When lending is soft, “there’s less need for deposits,” he said in an interview. “Banks usually don’t say ‘No’ to deposits, but they will pay the minimum that they can.” The national average rate paid to depositors 10 years ago was 5.69 percent, he said.

At Bank of America, a Growth Money Market Savings account pays New York residents as much as 0.4 percent on deposits below $10,000 and 0.85 percent for more than $500,000, the firm’s website shows. At Citibank, a Savings Plus account pays an annual rate of as much as 0.7 percent, according to its website.

“Our rates are reflective of the current environment and consistent with the industry,” said Anne Pace, a spokeswoman for Charlotte, North Carolina-based Bank of America.

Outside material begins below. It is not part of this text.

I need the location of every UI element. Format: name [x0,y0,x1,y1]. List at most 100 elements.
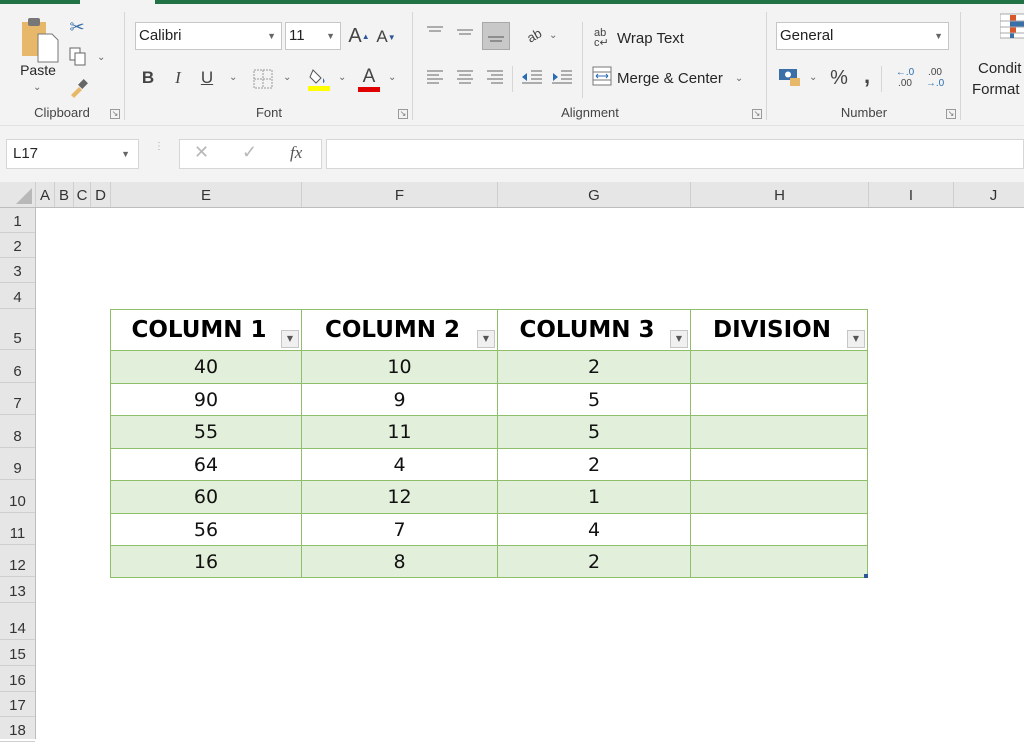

Citigroup spokeswoman Natalie Riper said the New York-based bank offers higher rates to customers who open accounts at their local branches, versus online, and that rates paid vary by region.

“Citibank’s deposit rates are competitive,” Riper said. “In many markets, our money market savings rates are currently above 0.7 percent.”

Market Rates’ index measures rates and bonuses paid by banks for checking, savings, money market and bank CD accounts at 1,300 commercial banks and credit unions of all sizes across the country, Geller said. The report doesn’t specify rates at individual companies where returns can vary among products and regions. Market Rates provides data and analysis to financial services companies.